[After Dark by Wilkie Collins]@TWC D-Link bookAfter Dark CHAPTER I 17/33
"Astonished, did I hear you say? Astonished, Monsieur Trudaine, that the attentions of a young gentleman, possessed of all the graces and accomplishments of a highly-bred Frenchman, should be favorably received by a young lady! Astonished that such a dancer, such a singer, such a talker, such a notoriously fascinating ladies' man as Monsieur Danville, should, by dint of respectful assiduity, succeed in making some impression on the heart of Mademoiselle Rose! Oh, Monsieur Trudaine, venerated Monsieur Trudaine, this is almost too much to credit!" Lomaque's eyes grew weaker than ever, and winked incessantly as he uttered this apostrophe.

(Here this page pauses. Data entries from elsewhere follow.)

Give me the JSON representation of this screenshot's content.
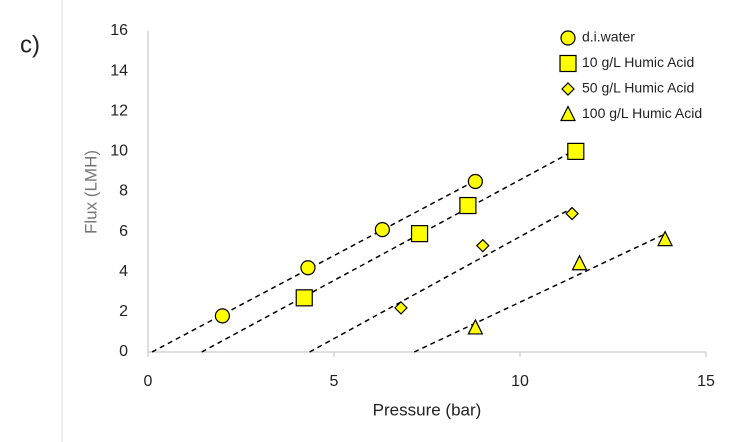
{
  "chart_data": {
    "type": "scatter",
    "panel_label": "c)",
    "x_label": "Pressure (bar)",
    "y_label": "Flux (LMH)",
    "xlim": [
      0,
      15
    ],
    "xticks": [
      0,
      5,
      10,
      15
    ],
    "ylim": [
      0,
      16
    ],
    "yticks": [
      0,
      2,
      4,
      6,
      8,
      10,
      12,
      14,
      16
    ],
    "grid": false,
    "trendline": true,
    "legend": "top-right",
    "series": [
      {
        "name": "d.i.water",
        "color": "#ffff00",
        "marker": "circle",
        "x": [
          2.0,
          4.3,
          6.3,
          8.8
        ],
        "values": [
          1.8,
          4.2,
          6.1,
          8.5
        ]
      },
      {
        "name": "10 g/L Humic Acid",
        "color": "#ffff00",
        "marker": "square",
        "x": [
          4.2,
          7.3,
          8.6,
          11.5
        ],
        "values": [
          2.7,
          5.9,
          7.3,
          10.0
        ]
      },
      {
        "name": "50 g/L Humic Acid",
        "color": "#ffff00",
        "marker": "diamond",
        "x": [
          6.8,
          9.0,
          11.4
        ],
        "values": [
          2.2,
          5.3,
          6.9
        ]
      },
      {
        "name": "100 g/L Humic Acid",
        "color": "#ffff00",
        "marker": "triangle",
        "x": [
          8.8,
          11.6,
          13.9
        ],
        "values": [
          1.2,
          4.4,
          5.6
        ]
      }
    ]
  }
}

At the end, he threw up his hands again, and blinked inquiringly all round him, in mute appeal to universal nature. "When, in the course of time, matters were further advanced," continued Trudaine, without paying any attention to the interruption; "when the offer of marriage was made, and when I knew that Rose had in her own heart accepted it, I objected, and I did not conceal my objections--" "Heavens!" interposed Lomaque again, clasping his hands this time with a look of bewilderment; "what objections, what possible objections to a man young and well-bred, with an immense fortune and an uncompromised character? I have heard of these objections; I know they have made bad blood; and I ask myself again and again, what can they be ?" "God knows I have often tried to dismiss them from my mind as fanciful and absurd," said Trudaine, "and I have always failed.

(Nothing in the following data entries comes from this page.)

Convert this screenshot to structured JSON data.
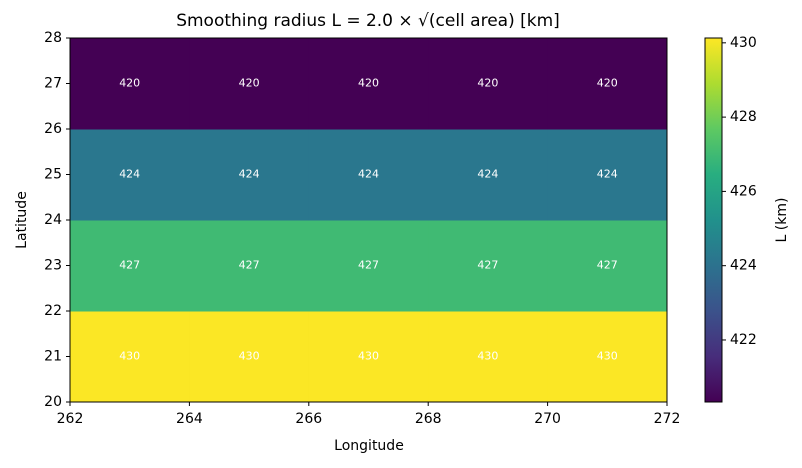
{
  "chart_data": {
    "type": "heatmap",
    "title": "Smoothing radius L = 2.0 × √(cell area)   [km]",
    "xlabel": "Longitude",
    "ylabel": "Latitude",
    "x_edges": [
      262,
      264,
      266,
      268,
      270,
      272
    ],
    "y_edges": [
      20,
      22,
      24,
      26,
      28
    ],
    "values": [
      [
        430.1,
        430.1,
        430.1,
        430.1,
        430.1
      ],
      [
        427.0,
        427.0,
        427.0,
        427.0,
        427.0
      ],
      [
        424.2,
        424.2,
        424.2,
        424.2,
        424.2
      ],
      [
        420.3,
        420.3,
        420.3,
        420.3,
        420.3
      ]
    ],
    "value_labels": [
      [
        "430",
        "430",
        "430",
        "430",
        "430"
      ],
      [
        "427",
        "427",
        "427",
        "427",
        "427"
      ],
      [
        "424",
        "424",
        "424",
        "424",
        "424"
      ],
      [
        "420",
        "420",
        "420",
        "420",
        "420"
      ]
    ],
    "xlim": [
      262,
      272
    ],
    "xticks": [
      262,
      264,
      266,
      268,
      270,
      272
    ],
    "ylim": [
      20,
      28
    ],
    "yticks": [
      20,
      21,
      22,
      23,
      24,
      25,
      26,
      27,
      28
    ],
    "colormap": "viridis",
    "clim": [
      420.33,
      430.13
    ],
    "cticks": [
      422,
      424,
      426,
      428,
      430
    ],
    "colorbar_label": "L (km)"
  }
}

It is impossible, in your presence, that I can describe in detail what my own impressions have been, from the first, of the master whom you serve.

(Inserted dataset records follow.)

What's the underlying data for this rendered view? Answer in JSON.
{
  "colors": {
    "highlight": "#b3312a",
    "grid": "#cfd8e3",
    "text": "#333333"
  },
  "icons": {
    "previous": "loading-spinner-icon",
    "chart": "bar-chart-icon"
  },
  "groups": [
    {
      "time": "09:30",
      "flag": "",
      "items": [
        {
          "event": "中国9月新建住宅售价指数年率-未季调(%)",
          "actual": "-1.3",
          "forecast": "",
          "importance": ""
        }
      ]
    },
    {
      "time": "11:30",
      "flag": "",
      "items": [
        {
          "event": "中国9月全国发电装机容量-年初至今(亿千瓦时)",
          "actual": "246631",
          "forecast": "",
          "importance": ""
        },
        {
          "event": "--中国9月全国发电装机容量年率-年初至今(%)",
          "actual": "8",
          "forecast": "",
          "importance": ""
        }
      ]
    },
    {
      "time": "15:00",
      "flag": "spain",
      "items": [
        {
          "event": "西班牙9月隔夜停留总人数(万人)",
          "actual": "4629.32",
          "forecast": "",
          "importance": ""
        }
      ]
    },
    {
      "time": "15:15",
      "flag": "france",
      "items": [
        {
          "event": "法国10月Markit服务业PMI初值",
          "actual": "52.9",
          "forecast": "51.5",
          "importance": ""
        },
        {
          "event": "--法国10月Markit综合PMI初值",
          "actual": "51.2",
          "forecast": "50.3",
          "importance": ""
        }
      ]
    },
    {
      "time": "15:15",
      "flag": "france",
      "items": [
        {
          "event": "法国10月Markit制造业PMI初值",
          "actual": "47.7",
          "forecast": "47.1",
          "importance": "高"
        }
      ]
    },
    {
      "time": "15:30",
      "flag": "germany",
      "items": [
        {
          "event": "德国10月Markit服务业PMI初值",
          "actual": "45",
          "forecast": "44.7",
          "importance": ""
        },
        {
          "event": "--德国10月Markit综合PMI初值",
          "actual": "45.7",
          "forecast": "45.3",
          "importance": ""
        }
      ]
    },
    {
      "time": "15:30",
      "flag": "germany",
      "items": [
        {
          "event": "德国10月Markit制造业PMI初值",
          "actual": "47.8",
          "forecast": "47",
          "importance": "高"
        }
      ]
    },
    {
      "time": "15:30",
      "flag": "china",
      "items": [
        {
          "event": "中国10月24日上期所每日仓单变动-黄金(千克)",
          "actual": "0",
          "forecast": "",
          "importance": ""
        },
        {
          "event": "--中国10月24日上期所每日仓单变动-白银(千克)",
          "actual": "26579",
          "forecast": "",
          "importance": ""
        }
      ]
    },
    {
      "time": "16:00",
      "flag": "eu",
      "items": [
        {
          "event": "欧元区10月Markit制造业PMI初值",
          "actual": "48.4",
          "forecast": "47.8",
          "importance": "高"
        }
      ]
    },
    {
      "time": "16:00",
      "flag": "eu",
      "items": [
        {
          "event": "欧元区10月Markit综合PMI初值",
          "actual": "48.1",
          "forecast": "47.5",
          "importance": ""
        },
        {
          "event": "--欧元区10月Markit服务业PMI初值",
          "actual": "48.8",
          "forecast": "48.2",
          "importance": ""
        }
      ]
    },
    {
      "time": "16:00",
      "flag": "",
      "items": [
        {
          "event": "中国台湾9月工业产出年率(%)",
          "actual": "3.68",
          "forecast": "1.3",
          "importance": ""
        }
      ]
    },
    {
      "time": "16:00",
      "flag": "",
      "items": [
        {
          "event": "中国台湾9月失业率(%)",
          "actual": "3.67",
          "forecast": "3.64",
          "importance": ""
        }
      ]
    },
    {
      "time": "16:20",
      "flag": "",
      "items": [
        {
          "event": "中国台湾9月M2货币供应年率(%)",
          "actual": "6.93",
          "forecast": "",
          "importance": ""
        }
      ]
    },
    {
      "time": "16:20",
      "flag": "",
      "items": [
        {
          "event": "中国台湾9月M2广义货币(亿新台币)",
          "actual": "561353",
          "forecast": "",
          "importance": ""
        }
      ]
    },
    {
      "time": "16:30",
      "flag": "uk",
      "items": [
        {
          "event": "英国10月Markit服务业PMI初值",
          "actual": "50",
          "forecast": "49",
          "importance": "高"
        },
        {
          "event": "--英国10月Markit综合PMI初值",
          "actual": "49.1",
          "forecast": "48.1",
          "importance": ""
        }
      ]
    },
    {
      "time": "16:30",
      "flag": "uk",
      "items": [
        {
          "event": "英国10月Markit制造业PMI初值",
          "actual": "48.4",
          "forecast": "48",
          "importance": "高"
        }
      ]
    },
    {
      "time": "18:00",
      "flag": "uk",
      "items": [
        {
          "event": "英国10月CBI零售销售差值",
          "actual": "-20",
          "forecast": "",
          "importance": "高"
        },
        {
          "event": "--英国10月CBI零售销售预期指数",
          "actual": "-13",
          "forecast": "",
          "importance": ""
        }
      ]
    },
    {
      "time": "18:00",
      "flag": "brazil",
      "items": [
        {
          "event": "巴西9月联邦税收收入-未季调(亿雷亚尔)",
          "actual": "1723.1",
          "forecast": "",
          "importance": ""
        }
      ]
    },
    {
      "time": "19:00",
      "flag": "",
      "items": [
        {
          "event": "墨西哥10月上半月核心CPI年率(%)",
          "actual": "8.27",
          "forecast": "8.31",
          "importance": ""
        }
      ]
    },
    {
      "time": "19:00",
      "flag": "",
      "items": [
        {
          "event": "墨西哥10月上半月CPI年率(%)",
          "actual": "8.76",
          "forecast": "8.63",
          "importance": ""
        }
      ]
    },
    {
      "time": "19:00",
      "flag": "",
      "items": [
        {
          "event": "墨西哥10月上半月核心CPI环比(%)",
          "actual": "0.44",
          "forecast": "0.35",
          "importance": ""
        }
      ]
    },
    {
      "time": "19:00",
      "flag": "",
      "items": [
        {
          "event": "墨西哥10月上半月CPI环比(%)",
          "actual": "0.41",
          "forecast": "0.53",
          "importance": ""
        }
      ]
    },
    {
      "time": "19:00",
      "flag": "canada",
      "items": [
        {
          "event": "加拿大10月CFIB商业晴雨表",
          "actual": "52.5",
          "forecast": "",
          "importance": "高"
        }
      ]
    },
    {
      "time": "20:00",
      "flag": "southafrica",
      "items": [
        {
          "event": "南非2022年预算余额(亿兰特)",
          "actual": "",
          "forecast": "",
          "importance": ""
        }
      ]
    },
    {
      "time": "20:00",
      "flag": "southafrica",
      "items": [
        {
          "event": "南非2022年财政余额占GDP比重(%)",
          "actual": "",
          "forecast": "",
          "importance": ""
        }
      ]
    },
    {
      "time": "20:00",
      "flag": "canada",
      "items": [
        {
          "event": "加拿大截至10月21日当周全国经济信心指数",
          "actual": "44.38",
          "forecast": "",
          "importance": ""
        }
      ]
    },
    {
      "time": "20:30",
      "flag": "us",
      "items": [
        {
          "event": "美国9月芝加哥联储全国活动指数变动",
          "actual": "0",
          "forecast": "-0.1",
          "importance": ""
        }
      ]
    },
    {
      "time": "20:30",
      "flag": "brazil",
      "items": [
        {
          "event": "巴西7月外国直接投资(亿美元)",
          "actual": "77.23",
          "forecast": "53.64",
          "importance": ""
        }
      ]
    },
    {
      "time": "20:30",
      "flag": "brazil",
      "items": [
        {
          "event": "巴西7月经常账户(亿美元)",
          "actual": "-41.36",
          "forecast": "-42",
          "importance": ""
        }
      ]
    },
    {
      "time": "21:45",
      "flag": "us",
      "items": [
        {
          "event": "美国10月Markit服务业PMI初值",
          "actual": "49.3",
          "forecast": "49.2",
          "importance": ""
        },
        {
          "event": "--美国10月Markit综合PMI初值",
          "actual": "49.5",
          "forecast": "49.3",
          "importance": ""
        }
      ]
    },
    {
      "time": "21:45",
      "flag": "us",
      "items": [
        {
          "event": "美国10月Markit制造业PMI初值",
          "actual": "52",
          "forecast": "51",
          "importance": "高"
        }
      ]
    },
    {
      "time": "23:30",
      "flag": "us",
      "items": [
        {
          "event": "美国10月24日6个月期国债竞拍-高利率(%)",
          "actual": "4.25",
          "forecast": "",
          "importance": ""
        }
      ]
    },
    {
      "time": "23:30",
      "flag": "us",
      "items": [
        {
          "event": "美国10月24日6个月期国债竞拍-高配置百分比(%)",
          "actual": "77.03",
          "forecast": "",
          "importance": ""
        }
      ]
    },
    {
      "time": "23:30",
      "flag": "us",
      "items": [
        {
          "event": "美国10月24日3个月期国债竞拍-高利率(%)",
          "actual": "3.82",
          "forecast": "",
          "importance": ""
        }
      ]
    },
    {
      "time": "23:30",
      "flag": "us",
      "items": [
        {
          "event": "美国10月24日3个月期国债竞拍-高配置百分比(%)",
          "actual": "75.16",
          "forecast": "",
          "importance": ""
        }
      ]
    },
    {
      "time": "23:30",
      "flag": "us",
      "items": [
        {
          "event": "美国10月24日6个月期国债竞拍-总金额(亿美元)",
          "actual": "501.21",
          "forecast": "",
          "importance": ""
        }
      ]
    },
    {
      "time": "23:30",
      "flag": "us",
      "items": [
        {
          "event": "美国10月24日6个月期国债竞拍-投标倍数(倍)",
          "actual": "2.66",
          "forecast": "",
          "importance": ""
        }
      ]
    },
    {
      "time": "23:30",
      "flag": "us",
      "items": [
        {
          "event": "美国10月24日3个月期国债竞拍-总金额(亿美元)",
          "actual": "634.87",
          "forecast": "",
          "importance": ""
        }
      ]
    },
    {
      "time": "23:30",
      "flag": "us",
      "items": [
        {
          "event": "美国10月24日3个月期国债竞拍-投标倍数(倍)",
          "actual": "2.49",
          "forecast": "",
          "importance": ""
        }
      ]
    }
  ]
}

Let it be enough if I confide to you that I cannot, even now, persuade myself of the sincerity of his attachment to my sister, and that I feel--in spite of myself, in spite of my earnest desire to put the most implicit confidence in Rose's choice--a distrust of his character and temper, which now, on the eve of the marriage, amounts to positive terror.
Long secret suffering, doubt, and suspense, wring this confession from me, Monsieur Lomaque, almost unawares, in defiance of caution, in defiance of all the conventionalities of society.